Maybe it was my professional background at play, but, in retrospect, I can see that I saw this essentially as a prioritization and scheduling exercise – which consisted in large part of trying to ascertain if the time was right to begin my studies toward a Master of Theology from Franciscan University at Steubenville, via their distance learning program. The program itself has seemed like the right direction for me for a while, but the timing has been problematic – perhaps primarily because of health concerns over the past year, but also because of concerns about its potential to impact my family time and work commitment, as well as my availability for involvement in my parish community. The insight that came to me seemed a bit out of left field.
I was beginning another long commute home in a miserable winter rain storm, when the thought came to me that I really needed to do something right away about making a long-needed change in email hosting. For years, I’d been running my own Internet mail server as part of a fairly elaborate network of systems in my basement. Back when I was working as an IT Infrastructure consultant, it was sensible enough for me to be running my own pilot lab at home, but I’d lost that need – and the motivation to maintain it- a couple years ago, and it was becoming something of an albatross to me, wasting time and money while steadily becoming riskier for me to run.
For various reasons, my resolution was to procure a new professionally hosted domain, migrate, then shut down my old domain.

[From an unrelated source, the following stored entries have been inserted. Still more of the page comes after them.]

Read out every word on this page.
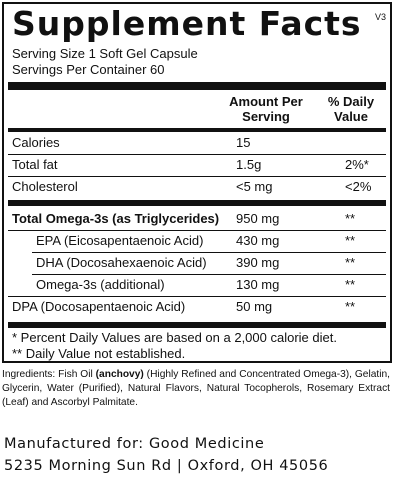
Supplement Facts V3
Serving Size 1 Soft Gel Capsule
Servings Per Container 60
Amount Per
Serving
% Daily
Value
Calories	15
Total fat	1.5g	2%*
Cholesterol	<5 mg	<2%
Total Omega-3s (as Triglycerides) 950 mg	**
EPA (Eicosapentaenoic Acid)	430 mg	**
DHA (Docosahexaenoic Acid) 390 mg	**
Omega-3s (additional)	130 mg	**
DPA (Docosapentaenoic Acid)	50 mg	**
* Percent Daily Values are based on a 2,000 calorie diet.
** Daily Value not established.
Ingredients: Fish Oil (anchovy) (Highly Refined and Concentrated Omega-3), Gelatin, Glycerin, Water (Purified), Natural Flavors, Natural Tocopherols, Rosemary Extract (Leaf) and Ascorbyl Palmitate.
Manufactured for: Good Medicine
5235 Morning Sun Rd | Oxford, OH 45056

I’d come up with a list of potential new domain names, but hadn’t done any serious planning. And as I sat slumped in my car at a red light in that rainstorm, thinking I really needed to do something about it right away, my initial reaction was: “that’s going to be a lot of work, and when I’m done, I’m going to want to build a web site for it, which will be even more work… yeah, maybe tomorrow…” Immediately, however, I replied to myself: “No, maybe today”.
Right then, I knew I had found, not only my new domain name, but a key to understanding what God was looking for from me (or offering me, if you prefer): not a web site, per se, but the impetus to stop wasting my time waiting for tomorrow, and to start living for today; to stop trying to become me, but to simply be me; to stop trying to understand God’s plan, but to just do whatever honestly seems to be the needful thing to do.
It’s not very obvious how starting a blog would have been the needful thing to do in that situation, but it has to do with the need to stop waiting for the stars to align, so to speak. A while back, I targeted today as the launch day for this site. So, in the spirit of taking each day for what it’s worth – despite feeling still quite unready – I’m considering maybetoday.org formally launched with this post. I still have a lot of work to do to achieve the baseline I set out to meet for launch, but I’ll just have to be satisfied with what I’ve done design-wise, and get to the content as I can.
If anyone comes around and reads this, welcome: feel free to look around, and to chat if you’re so inclined.